Nowadays, clavicle fractures are treated with titanium plates and screws as an optimal method of stable fixation, making early rehabilitation of patients possible. Martin Kirschner introduced intramedullary osteosynthesis using wires (later named Kirschner’s wire or K-wire) in the year 1909. Migration of wires is a well-known complication, with the rate of 5.8–54% [1]. Since 1943, for medicolegal reasons, this complication has probably been under-documented.
A 35-year-old male patient presented to us with symptoms of pain and numbness in the left arm for a period of 1 year. Initially, it was a mild, periodic pain, but it had become more frequent and severe – around 5 out of 10 on the Visual Analogue Scale (VAS). He had a previous history of right clavicle surgery with Kirschner’s wire fixation 6 years ago.
On radiological evaluation on chest X-ray a broken K-wire was observed with the distal part in the clavicle and the proximal part migrated into the thorax (Figure 1). Computed tomography revealed that part of the broken wire lay transversely across the spinal canal at the level of Th1. The length of this part was 7.0 cm, with the tip in the right mediastinum, posterior to the superior vena cava (Figures 2 A, B).

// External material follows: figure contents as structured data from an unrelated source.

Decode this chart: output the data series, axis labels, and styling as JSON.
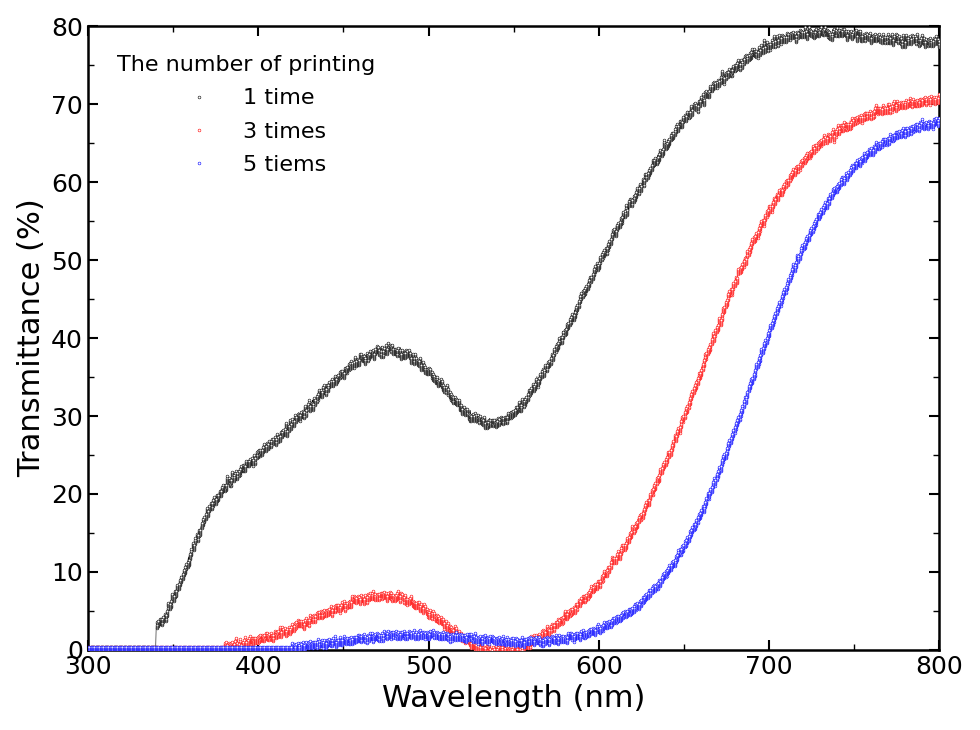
{
  "title": "",
  "xlabel": "Wavelength (nm)",
  "ylabel": "Transmittance (%)",
  "xlim": [
    300,
    800
  ],
  "ylim": [
    0,
    80
  ],
  "xticks": [
    300,
    400,
    500,
    600,
    700,
    800
  ],
  "yticks": [
    0,
    10,
    20,
    30,
    40,
    50,
    60,
    70,
    80
  ],
  "legend_title": "The number of printing",
  "legend_entries": [
    "1 time",
    "3 times",
    "5 tiems"
  ],
  "colors": [
    "black",
    "red",
    "blue"
  ],
  "background_color": "white",
  "markersize": 2.0,
  "linewidth": 0.5,
  "xlabel_fontsize": 22,
  "ylabel_fontsize": 22,
  "tick_fontsize": 18,
  "legend_fontsize": 16,
  "legend_title_fontsize": 16
}
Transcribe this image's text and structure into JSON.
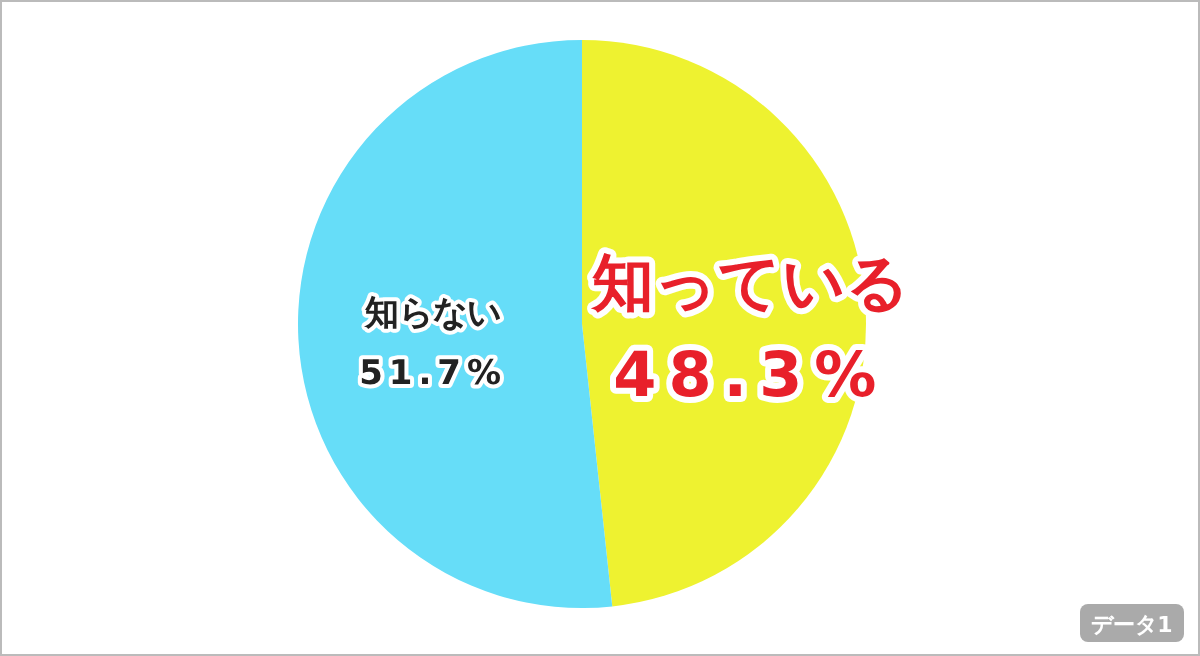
{
  "chart_data": {
    "type": "pie",
    "categories": [
      "知っている",
      "知らない"
    ],
    "values": [
      48.3,
      51.7
    ],
    "colors": [
      "#eef230",
      "#66ddf8"
    ],
    "value_labels": [
      "48.3%",
      "51.7%"
    ],
    "annotations": [
      "データ1"
    ]
  }
}
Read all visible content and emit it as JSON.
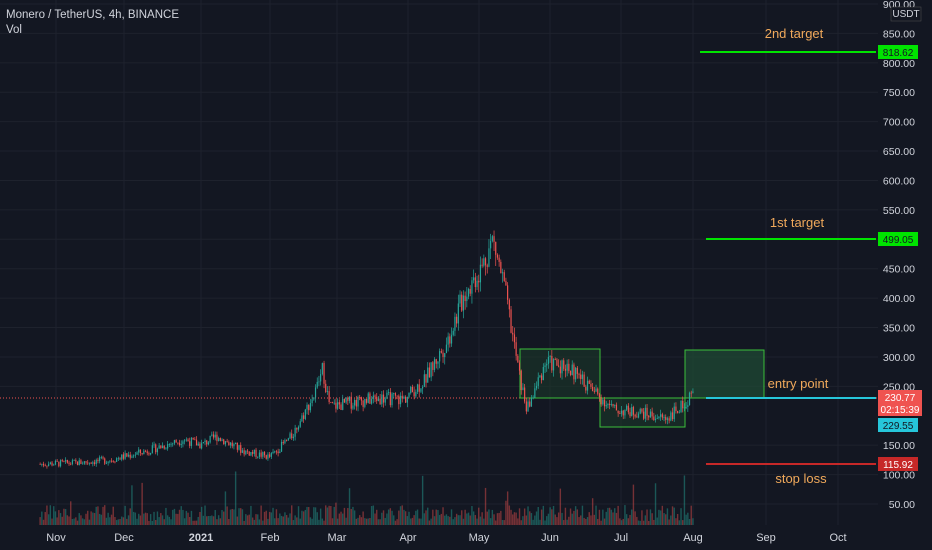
{
  "header": {
    "symbol_line": "Monero / TetherUS, 4h, BINANCE",
    "indicator": "Vol"
  },
  "axis": {
    "currency_label": "USDT",
    "y_ticks": [
      "900.00",
      "850.00",
      "800.00",
      "750.00",
      "700.00",
      "650.00",
      "600.00",
      "550.00",
      "500.00",
      "450.00",
      "400.00",
      "350.00",
      "300.00",
      "250.00",
      "150.00",
      "100.00",
      "50.00"
    ],
    "x_ticks": [
      "Nov",
      "Dec",
      "2021",
      "Feb",
      "Mar",
      "Apr",
      "May",
      "Jun",
      "Jul",
      "Aug",
      "Sep",
      "Oct"
    ]
  },
  "annotations": {
    "target2": {
      "label": "2nd target",
      "price_label": "818.62",
      "color": "#00e400"
    },
    "target1": {
      "label": "1st target",
      "price_label": "499.05",
      "color": "#00e400"
    },
    "entry": {
      "label": "entry point",
      "price_label": "229.55",
      "color": "#26c6da"
    },
    "stop": {
      "label": "stop loss",
      "price_label": "115.92",
      "color": "#e53935"
    },
    "current": {
      "price_label": "230.77",
      "countdown": "02:15:39",
      "color": "#ef5350"
    }
  },
  "colors": {
    "background": "#131722",
    "grid": "#1e222d",
    "up": "#26a69a",
    "down": "#ef5350",
    "text": "#d1d4dc",
    "label_text": "#f0a95b"
  },
  "chart_data": {
    "type": "candlestick",
    "title": "Monero / TetherUS, 4h, BINANCE",
    "ylabel": "USDT",
    "ylim": [
      28,
      910
    ],
    "x_categories": [
      "Nov",
      "Dec",
      "2021",
      "Feb",
      "Mar",
      "Apr",
      "May",
      "Jun",
      "Jul",
      "Aug",
      "Sep",
      "Oct"
    ],
    "price_path": [
      {
        "date": "2020-10-25",
        "price": 118
      },
      {
        "date": "2020-11-10",
        "price": 120
      },
      {
        "date": "2020-11-25",
        "price": 125
      },
      {
        "date": "2020-12-10",
        "price": 140
      },
      {
        "date": "2020-12-25",
        "price": 160
      },
      {
        "date": "2021-01-01",
        "price": 150
      },
      {
        "date": "2021-01-08",
        "price": 165
      },
      {
        "date": "2021-01-20",
        "price": 140
      },
      {
        "date": "2021-02-01",
        "price": 130
      },
      {
        "date": "2021-02-10",
        "price": 165
      },
      {
        "date": "2021-02-20",
        "price": 240
      },
      {
        "date": "2021-02-23",
        "price": 280
      },
      {
        "date": "2021-02-26",
        "price": 215
      },
      {
        "date": "2021-03-10",
        "price": 225
      },
      {
        "date": "2021-03-20",
        "price": 230
      },
      {
        "date": "2021-03-30",
        "price": 228
      },
      {
        "date": "2021-04-08",
        "price": 260
      },
      {
        "date": "2021-04-18",
        "price": 330
      },
      {
        "date": "2021-04-25",
        "price": 410
      },
      {
        "date": "2021-05-02",
        "price": 450
      },
      {
        "date": "2021-05-07",
        "price": 500
      },
      {
        "date": "2021-05-12",
        "price": 420
      },
      {
        "date": "2021-05-19",
        "price": 260
      },
      {
        "date": "2021-05-22",
        "price": 210
      },
      {
        "date": "2021-05-30",
        "price": 290
      },
      {
        "date": "2021-06-08",
        "price": 285
      },
      {
        "date": "2021-06-20",
        "price": 240
      },
      {
        "date": "2021-06-28",
        "price": 210
      },
      {
        "date": "2021-07-10",
        "price": 205
      },
      {
        "date": "2021-07-20",
        "price": 195
      },
      {
        "date": "2021-07-27",
        "price": 215
      },
      {
        "date": "2021-08-01",
        "price": 240
      }
    ],
    "levels": [
      {
        "name": "2nd target",
        "price": 818.62
      },
      {
        "name": "1st target",
        "price": 499.05
      },
      {
        "name": "entry point",
        "price": 229.55
      },
      {
        "name": "stop loss",
        "price": 115.92
      }
    ],
    "last_price": 230.77,
    "volume": "shown as bars at bottom"
  }
}
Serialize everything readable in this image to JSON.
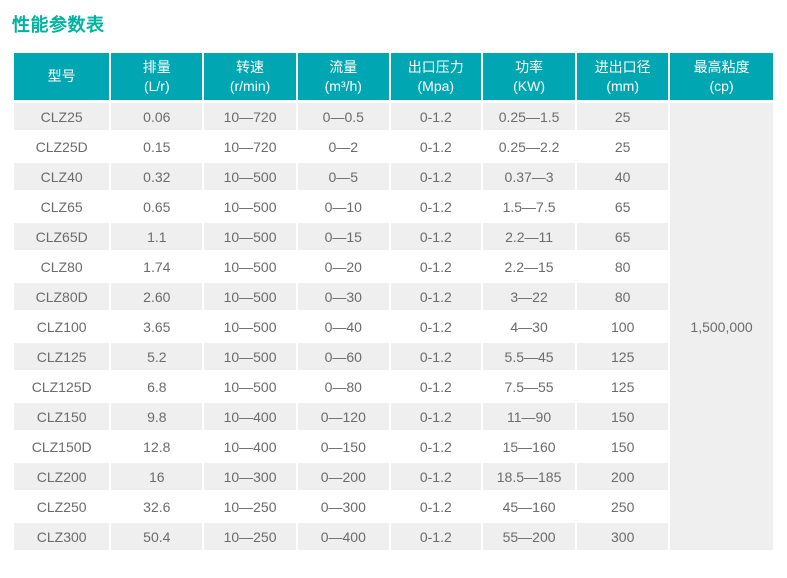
{
  "title": "性能参数表",
  "colors": {
    "title": "#00b2a0",
    "header_bg": "#00a6b2",
    "header_text": "#ffffff",
    "row_alt_bg": "#efefef",
    "body_text": "#6b6b6b"
  },
  "table": {
    "headers": [
      {
        "label": "型号",
        "unit": ""
      },
      {
        "label": "排量",
        "unit": "(L/r)"
      },
      {
        "label": "转速",
        "unit": "(r/min)"
      },
      {
        "label": "流量",
        "unit": "(m³/h)"
      },
      {
        "label": "出口压力",
        "unit": "(Mpa)"
      },
      {
        "label": "功率",
        "unit": "(KW)"
      },
      {
        "label": "进出口径",
        "unit": "(mm)"
      },
      {
        "label": "最高粘度",
        "unit": "(cp)"
      }
    ],
    "rows": [
      [
        "CLZ25",
        "0.06",
        "10—720",
        "0—0.5",
        "0-1.2",
        "0.25—1.5",
        "25"
      ],
      [
        "CLZ25D",
        "0.15",
        "10—720",
        "0—2",
        "0-1.2",
        "0.25—2.2",
        "25"
      ],
      [
        "CLZ40",
        "0.32",
        "10—500",
        "0—5",
        "0-1.2",
        "0.37—3",
        "40"
      ],
      [
        "CLZ65",
        "0.65",
        "10—500",
        "0—10",
        "0-1.2",
        "1.5—7.5",
        "65"
      ],
      [
        "CLZ65D",
        "1.1",
        "10—500",
        "0—15",
        "0-1.2",
        "2.2—11",
        "65"
      ],
      [
        "CLZ80",
        "1.74",
        "10—500",
        "0—20",
        "0-1.2",
        "2.2—15",
        "80"
      ],
      [
        "CLZ80D",
        "2.60",
        "10—500",
        "0—30",
        "0-1.2",
        "3—22",
        "80"
      ],
      [
        "CLZ100",
        "3.65",
        "10—500",
        "0—40",
        "0-1.2",
        "4—30",
        "100"
      ],
      [
        "CLZ125",
        "5.2",
        "10—500",
        "0—60",
        "0-1.2",
        "5.5—45",
        "125"
      ],
      [
        "CLZ125D",
        "6.8",
        "10—500",
        "0—80",
        "0-1.2",
        "7.5—55",
        "125"
      ],
      [
        "CLZ150",
        "9.8",
        "10—400",
        "0—120",
        "0-1.2",
        "11—90",
        "150"
      ],
      [
        "CLZ150D",
        "12.8",
        "10—400",
        "0—150",
        "0-1.2",
        "15—160",
        "150"
      ],
      [
        "CLZ200",
        "16",
        "10—300",
        "0—200",
        "0-1.2",
        "18.5—185",
        "200"
      ],
      [
        "CLZ250",
        "32.6",
        "10—250",
        "0—300",
        "0-1.2",
        "45—160",
        "250"
      ],
      [
        "CLZ300",
        "50.4",
        "10—250",
        "0—400",
        "0-1.2",
        "55—200",
        "300"
      ]
    ],
    "merged_max_viscosity": "1,500,000"
  }
}
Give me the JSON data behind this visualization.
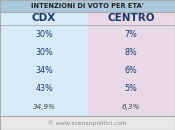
{
  "title": "INTENZIONI DI VOTO PER ETA'",
  "col_headers": [
    "CDX",
    "CENTRO"
  ],
  "rows": [
    [
      "30%",
      "7%"
    ],
    [
      "30%",
      "8%"
    ],
    [
      "34%",
      "6%"
    ],
    [
      "43%",
      "5%"
    ],
    [
      "34,9%",
      "6,3%"
    ]
  ],
  "col1_color": "#d6eaf8",
  "col2_color": "#e8d8e8",
  "title_bg": "#aac8dc",
  "title_text_color": "#222222",
  "header_text_color": "#1a3a6b",
  "data_text_color": "#1a3a6b",
  "last_row_color": "#444444",
  "footer_text": "© www.scenaripolitici.com",
  "footer_color": "#888888",
  "footer_bg": "#e8e8e8",
  "border_color": "#aaaaaa",
  "fig_bg": "#e0e0e0"
}
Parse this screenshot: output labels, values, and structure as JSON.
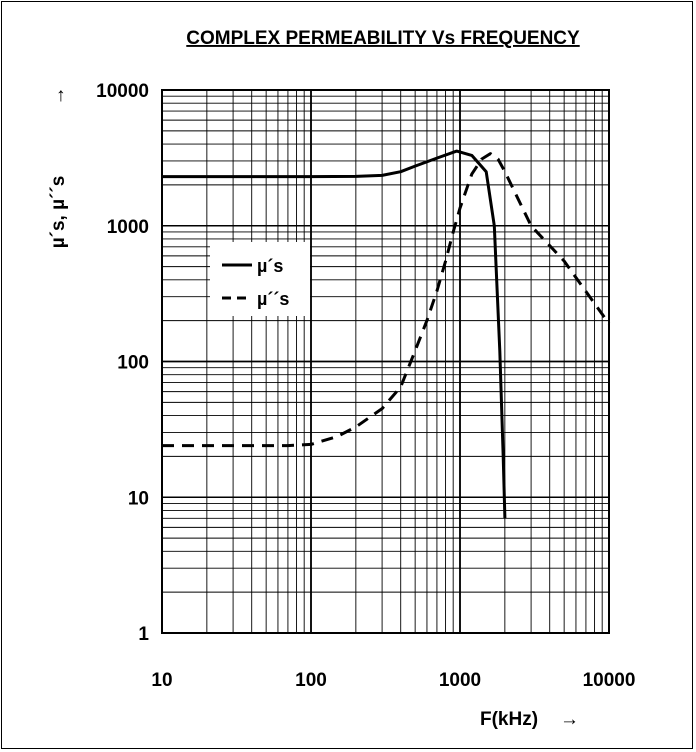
{
  "chart_data": {
    "type": "line",
    "title": "COMPLEX PERMEABILITY  Vs FREQUENCY",
    "xlabel": "F(kHz)",
    "ylabel": "µ´s, µ´´s",
    "xscale": "log",
    "yscale": "log",
    "xlim": [
      10,
      10000
    ],
    "ylim": [
      1,
      10000
    ],
    "xticks": [
      "10",
      "100",
      "1000",
      "10000"
    ],
    "yticks": [
      "1",
      "10",
      "100",
      "1000",
      "10000"
    ],
    "axis_arrow": "→",
    "grid": true,
    "legend_position": "left",
    "series": [
      {
        "name": "µ´s",
        "style": "solid",
        "x": [
          10,
          100,
          200,
          300,
          400,
          500,
          700,
          950,
          1200,
          1500,
          1700,
          1850,
          1950,
          2000
        ],
        "y": [
          2300,
          2300,
          2310,
          2350,
          2500,
          2750,
          3150,
          3550,
          3300,
          2500,
          1000,
          120,
          20,
          7
        ]
      },
      {
        "name": "µ´´s",
        "style": "dashed",
        "x": [
          10,
          30,
          70,
          100,
          150,
          200,
          300,
          400,
          500,
          600,
          700,
          800,
          900,
          1000,
          1200,
          1400,
          1600,
          1800,
          2000,
          3000,
          5000,
          10000
        ],
        "y": [
          24,
          24,
          24,
          24.5,
          28,
          33,
          45,
          65,
          120,
          200,
          330,
          550,
          900,
          1350,
          2400,
          3100,
          3400,
          3100,
          2500,
          1000,
          550,
          190
        ]
      }
    ]
  }
}
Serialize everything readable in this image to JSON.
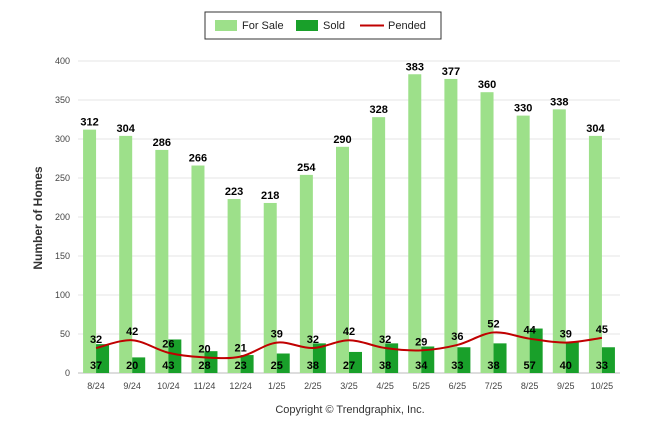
{
  "chart_data": {
    "type": "bar",
    "categories": [
      "8/24",
      "9/24",
      "10/24",
      "11/24",
      "12/24",
      "1/25",
      "2/25",
      "3/25",
      "4/25",
      "5/25",
      "6/25",
      "7/25",
      "8/25",
      "9/25",
      "10/25"
    ],
    "series": [
      {
        "name": "For Sale",
        "type": "bar",
        "color": "#9de08a",
        "values": [
          312,
          304,
          286,
          266,
          223,
          218,
          254,
          290,
          328,
          383,
          377,
          360,
          330,
          338,
          304
        ]
      },
      {
        "name": "Sold",
        "type": "bar",
        "color": "#19a02a",
        "values": [
          37,
          20,
          43,
          28,
          23,
          25,
          38,
          27,
          38,
          34,
          33,
          38,
          57,
          40,
          33
        ]
      },
      {
        "name": "Pended",
        "type": "line",
        "color": "#c00000",
        "values": [
          32,
          42,
          26,
          20,
          21,
          39,
          32,
          42,
          32,
          29,
          36,
          52,
          44,
          39,
          45
        ]
      }
    ],
    "ylabel": "Number of Homes",
    "ylim": [
      0,
      400
    ],
    "yticks": [
      0,
      50,
      100,
      150,
      200,
      250,
      300,
      350,
      400
    ],
    "grid": true,
    "legend_position": "top-center"
  },
  "footer": {
    "copyright": "Copyright © Trendgraphix, Inc."
  }
}
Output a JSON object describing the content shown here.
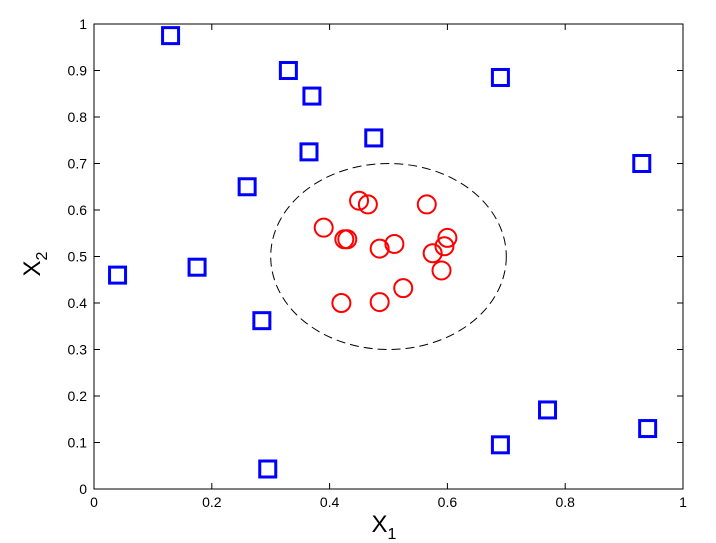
{
  "chart_data": {
    "type": "scatter",
    "title": "",
    "xlabel": "X",
    "xlabel_sub": "1",
    "ylabel": "X",
    "ylabel_sub": "2",
    "xlim": [
      0,
      1
    ],
    "ylim": [
      0,
      1
    ],
    "grid": false,
    "x_ticks": [
      0,
      0.2,
      0.4,
      0.6,
      0.8,
      1
    ],
    "x_tick_labels": [
      "0",
      "0.2",
      "0.4",
      "0.6",
      "0.8",
      "1"
    ],
    "y_ticks": [
      0,
      0.1,
      0.2,
      0.3,
      0.4,
      0.5,
      0.6,
      0.7,
      0.8,
      0.9,
      1
    ],
    "y_tick_labels": [
      "0",
      "0.1",
      "0.2",
      "0.3",
      "0.4",
      "0.5",
      "0.6",
      "0.7",
      "0.8",
      "0.9",
      "1"
    ],
    "series": [
      {
        "marker": "square",
        "color": "#0000ff",
        "points": [
          [
            0.13,
            0.975
          ],
          [
            0.33,
            0.9
          ],
          [
            0.37,
            0.845
          ],
          [
            0.69,
            0.885
          ],
          [
            0.475,
            0.755
          ],
          [
            0.365,
            0.725
          ],
          [
            0.93,
            0.7
          ],
          [
            0.26,
            0.65
          ],
          [
            0.04,
            0.46
          ],
          [
            0.175,
            0.477
          ],
          [
            0.285,
            0.362
          ],
          [
            0.77,
            0.17
          ],
          [
            0.94,
            0.13
          ],
          [
            0.69,
            0.095
          ],
          [
            0.295,
            0.043
          ]
        ]
      },
      {
        "marker": "circle",
        "color": "#ff0000",
        "points": [
          [
            0.45,
            0.62
          ],
          [
            0.465,
            0.612
          ],
          [
            0.565,
            0.612
          ],
          [
            0.39,
            0.562
          ],
          [
            0.425,
            0.537
          ],
          [
            0.43,
            0.537
          ],
          [
            0.6,
            0.54
          ],
          [
            0.595,
            0.522
          ],
          [
            0.51,
            0.527
          ],
          [
            0.485,
            0.517
          ],
          [
            0.575,
            0.507
          ],
          [
            0.59,
            0.47
          ],
          [
            0.42,
            0.4
          ],
          [
            0.485,
            0.402
          ],
          [
            0.525,
            0.432
          ]
        ]
      }
    ],
    "boundary": {
      "shape": "ellipse",
      "style": "dashed",
      "color": "#000000",
      "center": [
        0.5,
        0.5
      ],
      "radius_x": 0.2,
      "radius_y": 0.2
    }
  }
}
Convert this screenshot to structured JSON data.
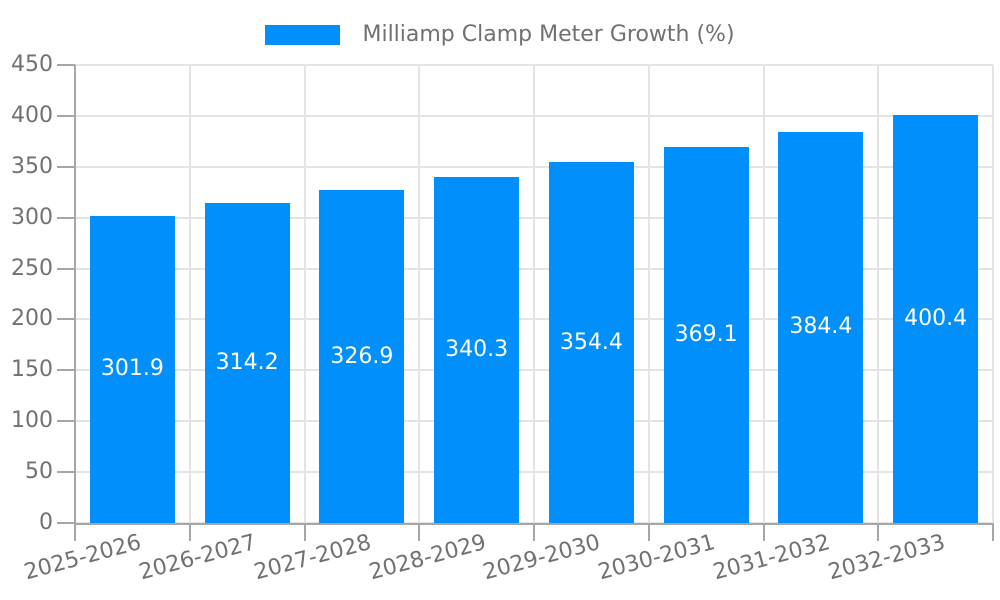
{
  "chart_data": {
    "type": "bar",
    "title": "",
    "xlabel": "",
    "ylabel": "",
    "legend": {
      "label": "Milliamp Clamp Meter Growth (%)",
      "position": "top"
    },
    "categories": [
      "2025-2026",
      "2026-2027",
      "2027-2028",
      "2028-2029",
      "2029-2030",
      "2030-2031",
      "2031-2032",
      "2032-2033"
    ],
    "values": [
      301.9,
      314.2,
      326.9,
      340.3,
      354.4,
      369.1,
      384.4,
      400.4
    ],
    "ylim": [
      0,
      450
    ],
    "yticks": [
      0,
      50,
      100,
      150,
      200,
      250,
      300,
      350,
      400,
      450
    ],
    "grid": true,
    "legend_position": "top center",
    "x_label_rotation_deg": -15,
    "colors": {
      "bar": "#008FFB",
      "value_label": "#FFFFFF",
      "axis_label": "#717171",
      "legend_text": "#717171",
      "grid_line": "#E4E4E4",
      "axis_line": "#A6A6A6",
      "background": "#FFFFFF"
    }
  }
}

Subsequently, right non-intubated video-assisted thoracic surgery (NIVATS) was performed. The patient was positioned on the back with the right arm abducted. Anesthesia was administered with propofol, fentanyl, and dexmedetomidine. Intravenous dexmedetomidine infusion at a dose of 1 μg/kg for 20 minutes was started before surgical incision with further infusion 0.7 μg/kg/h. Surgical incision sites were anesthetized with 20 ml of 0.25% bupivacaine hydrochloride, and propofol 2 mg/kg and fentanyl 2 μg/kg were started before surgery with intraoperative infusion at 3.8 mg/kg/h and 2.6 μg/kg/h, respectively. The target bispectral index value was 40–50 during surgery.
A uniportal approach was performed in the third intercostal space in the middle axillary line 3.0 cm in length. The pleural space was inspected, and no adhesions were observed. A mediastinotomy was performed with LigaSure (Covidien). The tip of the broken K-wire was identified and removed with forceps in the straight direction of the wire in the spinal canal. No bleeding or cerebrospinal fluid leakage was observed. An 18 Fr chest drain was placed in the chest cavity, and the wound was closed in layers. The next operation was performed through the supraclavicular (from the previous surgery) incision, and the broken part of the K-wire was removed from the clavicle by orthopedic surgeons. The patient was fully awake on the table after surgery and was transferred to the ward. On the next day, the chest drain was removed and the patient went home. All neurological symptoms completely disappeared on the third day after surgery. The follow-up period was 3 years, without any symptoms.
Migration of K-wires into the spinal canal was first reported in 1977 [2]. Usually, patients with wire migration to the spinal canal have no spinal cord injury and no neurological symptoms [3]. The timeframe between surgery and diagnosis of wire migration was from 1 day to 19 years [4]. Routine radiographic follow-up established the diagnosis of wire migration, which is observed in most cases between the second and fourth month [5]. In the literature, almost 20 cases of wire migration into the spinal canal were described [4]. The clinical picture varies from asymptomatic to different degree of paresis, including Brown-Sequard syndrome. After removal of migrated wires from the spinal canal, the recovery was complete in most cases, and hypesthesia of the lower limbs or permanent sexual dysfunction occurred in some cases. Migrated wires should be removed mandatorily, regardless of presence or absence of any clinical signs. Only 2 cases of VATS removal of migrated wires have been published – in 2013 and 2018 [6, 7]. By 2016, nearly 2500 NIVATS cases of different degrees of difficulty, surgical risks, and operated pathology had already been published. However, no case of NIVATS removal of migrated wires from the spinal canal had been reported in the literature.
In conclusion, we suggest that the combination of a novel method of anesthesia (non-intubated) and minimally invasive uniportal approach, whenever the anatomy and physiology of the patient allows, could be a feasible and safe tool for removal of migrated wires into the thoracic cavity in meticulously selected patients and may become a part of the Enhanced Recovery After Surgery (ERAS) concept in this category of patients.